4- We’ve invited a lot of reflection on the past, but it’s hard not to consider the future of Ontario archaeology as well. Is there any one question about Ontario’s past you’d love to have answered in the future? Or any one theme you think needs more exploration?

I would like to see explorations of how archaeology speak to themes of belonging, place-making and even pressings topics such as race, social justice, human rights and the politics of representation within the province. An anthropological look to understanding the changing relationships between people, spaces and objects can give valuable insights into what it means to be human in Ontario, furthermore Canada.

5- We’re ending every interview with a question provided by the last person we featured. Our last interviewee, Jon Micon, asked: “Who in Ontario archaeology has been a role model in your life and made a major contribution to the field and/or your own work?”

There are a number of people that have shaped my interests in becoming more involved in archaeology. Within the province of Ontario, individuals such as Karolyn Smardz-Frost has been a key figure in Ontario archaeology where she has taken African Canadian history a step further to contextualize the stories and memories of early Black settler life with the stories and memories behind the material remains and landscapes. Her use of public engagement and collaboration at the Lucy and Thornton Blackburn archaeological site in the early 1990’s was an approach that extended well beyond conventional ways of “doing” archaeology in the province at the time. It’s a method today that’s informing how new generations of archaeologists such as myself are mixing public archaeology with contemporary issues, social justice, human and cultural rights for marginalized and historical underrepresented communities. 
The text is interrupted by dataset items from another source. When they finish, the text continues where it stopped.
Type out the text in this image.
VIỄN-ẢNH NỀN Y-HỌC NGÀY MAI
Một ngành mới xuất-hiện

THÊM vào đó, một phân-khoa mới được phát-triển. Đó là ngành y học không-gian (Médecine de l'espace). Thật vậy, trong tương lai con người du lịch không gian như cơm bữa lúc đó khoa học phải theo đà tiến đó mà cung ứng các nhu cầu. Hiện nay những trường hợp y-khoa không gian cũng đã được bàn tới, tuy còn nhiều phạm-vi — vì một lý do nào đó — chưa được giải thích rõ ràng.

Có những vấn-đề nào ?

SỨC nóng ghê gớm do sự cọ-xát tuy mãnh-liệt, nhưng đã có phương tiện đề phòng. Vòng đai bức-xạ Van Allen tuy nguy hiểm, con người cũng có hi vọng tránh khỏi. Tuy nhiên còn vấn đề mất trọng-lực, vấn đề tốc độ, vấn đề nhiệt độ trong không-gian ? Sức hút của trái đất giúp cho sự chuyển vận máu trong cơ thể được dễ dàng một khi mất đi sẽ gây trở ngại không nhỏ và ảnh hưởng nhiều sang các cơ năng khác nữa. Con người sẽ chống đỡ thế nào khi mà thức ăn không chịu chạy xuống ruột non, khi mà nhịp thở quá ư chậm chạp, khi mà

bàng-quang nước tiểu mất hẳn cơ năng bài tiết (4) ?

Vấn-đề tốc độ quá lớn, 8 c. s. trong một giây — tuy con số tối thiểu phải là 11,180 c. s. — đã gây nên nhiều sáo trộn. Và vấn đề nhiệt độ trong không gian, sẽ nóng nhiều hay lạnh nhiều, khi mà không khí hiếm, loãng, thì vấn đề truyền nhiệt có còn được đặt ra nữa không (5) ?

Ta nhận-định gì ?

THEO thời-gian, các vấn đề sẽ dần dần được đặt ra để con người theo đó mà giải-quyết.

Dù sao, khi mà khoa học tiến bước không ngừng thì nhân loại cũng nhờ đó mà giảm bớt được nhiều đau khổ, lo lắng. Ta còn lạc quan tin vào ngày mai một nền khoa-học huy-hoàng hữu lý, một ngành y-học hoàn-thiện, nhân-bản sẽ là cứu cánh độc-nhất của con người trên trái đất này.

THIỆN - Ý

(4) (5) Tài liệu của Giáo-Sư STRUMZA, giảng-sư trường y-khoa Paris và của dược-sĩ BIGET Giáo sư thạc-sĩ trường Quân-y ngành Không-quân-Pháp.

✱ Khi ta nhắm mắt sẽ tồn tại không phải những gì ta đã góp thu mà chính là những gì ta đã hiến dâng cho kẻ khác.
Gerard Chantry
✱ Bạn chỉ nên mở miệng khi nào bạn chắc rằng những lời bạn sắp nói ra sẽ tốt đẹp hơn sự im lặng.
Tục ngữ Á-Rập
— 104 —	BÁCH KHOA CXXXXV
6- Finally: What question do you want us to ask our next interviewee? It doesn’t have to be related to the theme of connections and pathways, but should be related to Ontario archaeology in some way.

The archaeology of Ontario is an archaeology that considers diverse histories and retellings of the province’s multicultural past. That being said, how can archaeology in Ontario be used to promote and acknowledge these alternative understandings of the past that extend beyond normative narratives of Ontario’s history?

Thanks for taking the time to share with us, Lisa!